She, of course, would he most pleased and eager to have it happen now.
His eyes lifted to the darkness of the room, and for the first time he felt the cold. He must change his plans. Any other enemy but this one would not require the adjustments he was now forced to make. But a confrontation with her—a confrontation that must surely come-would be resolved only if he could blunt her rage by revealing a truth that had been hidden for many years. It pained him anew to think that he had not been present to prevent that truth from being concealed when it might have had a more immediate impact. But there was no help for it now; the events of the past were irreversible. What was given to him to do was to alter the future, and even that might be possible only at great cost.

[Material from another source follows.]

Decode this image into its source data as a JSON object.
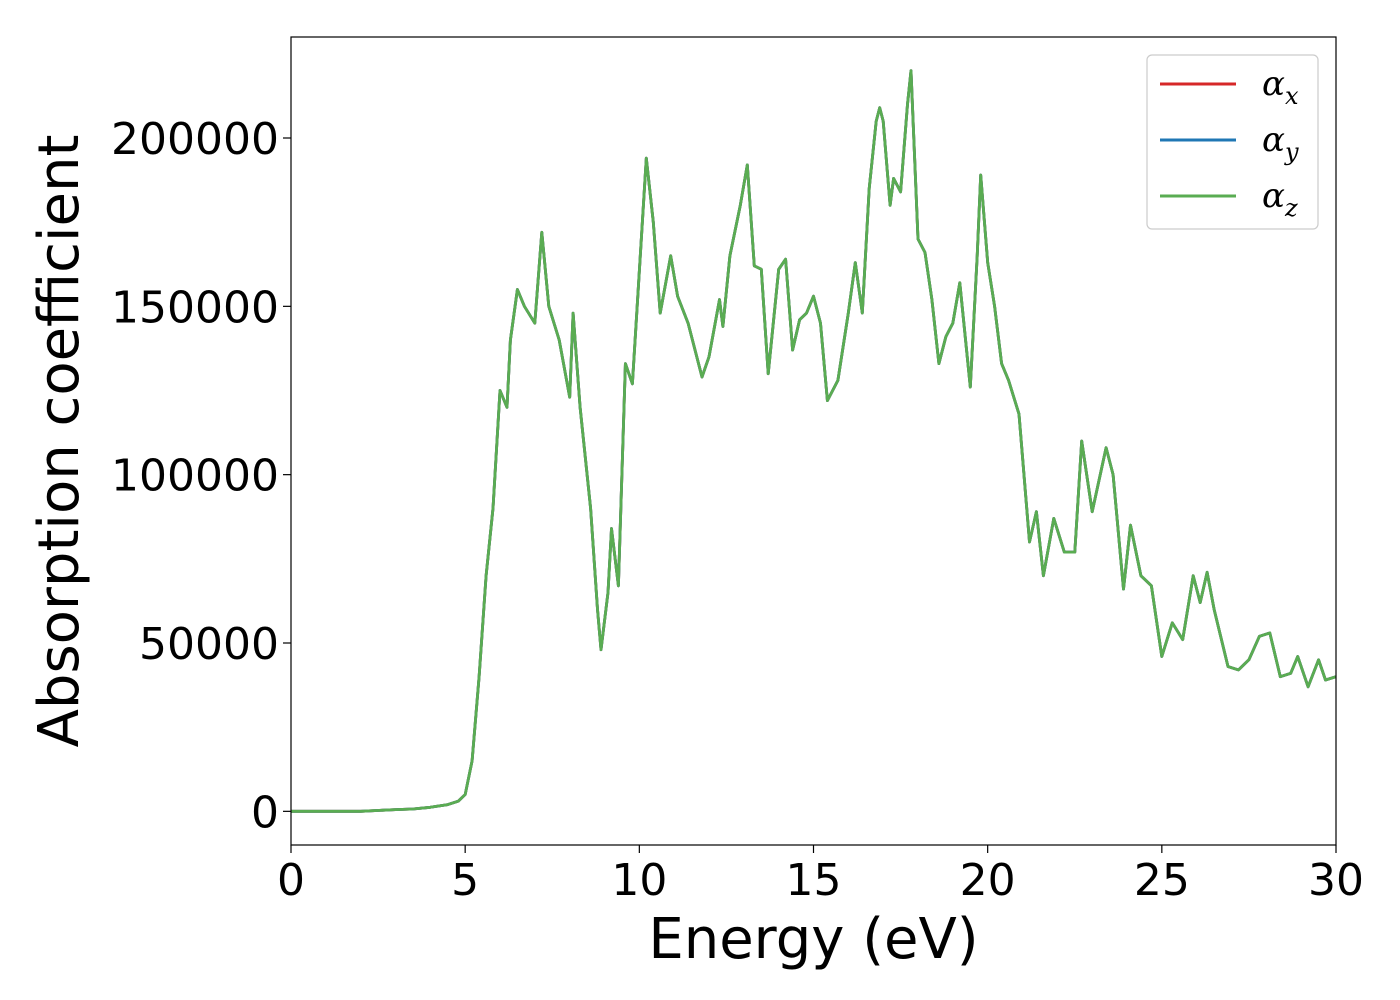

He placed Kael Elessedil’s body back in its niche, extinguished the torches, and went out into the night once more. Darkness and rain closed about him as he threaded his way through the forest trees towards the center. He must act quickly. He had thought to go next in search of a ship and crew, but that would have to wait. There was a more pressing need, and he must see to it at once.
By midnight tomorrow, he must speak with the dead.
EIGHT
By sunrise of the following day, Walker had left Bracken Clell behind. Back aboard Obsidian and seated just behind Hunter Predd, he watched through a curtain of rain as the eastern sky slowly brightened to the color of hammered tin. The rains had lessened from the night before, but not abated altogether. The skies remained clouded and dark, pressing down upon a sodden earth with a mix of shadows and mist. Hunched within his travel cloak, cold and damp already, he retreated deep inside himself to help pass the time. There, he worked his way carefully through the details of the tasks he faced. He knew what was needed, but he found himself wishing again and again that there could be others with whom to share his responsibilities. That he felt so alone was disheartening. It lessened to almost nothing the margin of error he was permitted. He thought of how he had disdained the work of the Druids in his youth, of Allanon in particular, and he chided himself anew for his foolishness.
They flew through the morning with only a single stop to rest Obsidian and to give themselves a chance to eat and drink. By midday, they had crossed the Tirfing and left the Westland behind. The Duin Forests passed beneath, then the slender ribbon of the Rappahalladran. The rains began to lessen, the storm clouds to move south, and snatches of blue sky to appear on the horizon. They were flying east and slightly north now, the Wing Rider taking them along the southern edge of the Borderlands below Tyrsis and across the Rainbow Lake. Lunch was consumed on the lake’s western shores, the day clear and bright by then, their clothing beginning to warm in the sun, their interest in their mission beginning to sharpen once more.
“The castaway, Walker—was he Kael Elessedil?” Hunter Predd asked, as they finished the last of the cold grouse Dome had provided them on leaving that morning.
Walker nodded. “He was. I couldn’t tell at first. I haven’t seen him since he was not much more than a boy and don’t remember him all that well in any case. Even it I had remembered how he looked then, it would have been difficult to recognize him after what he had been through. But there were other signs, scattered traces, that revealed his identity.”
“He didn’t die in his sleep, did he? Not of natural causes.
Someone helped end his life.”
The Druid paused. “Someone did. How did you know that?”
The Wing Rider shrugged, his whipcordtough body lengthening as he stretched. “Dorne is a talented Healer and a careful man. The castaway had survived days at sea before I found him. He should have survived a couple more in a Healer’s bed.” He glanced at Walker questioningly. “Our assassins’ employer?”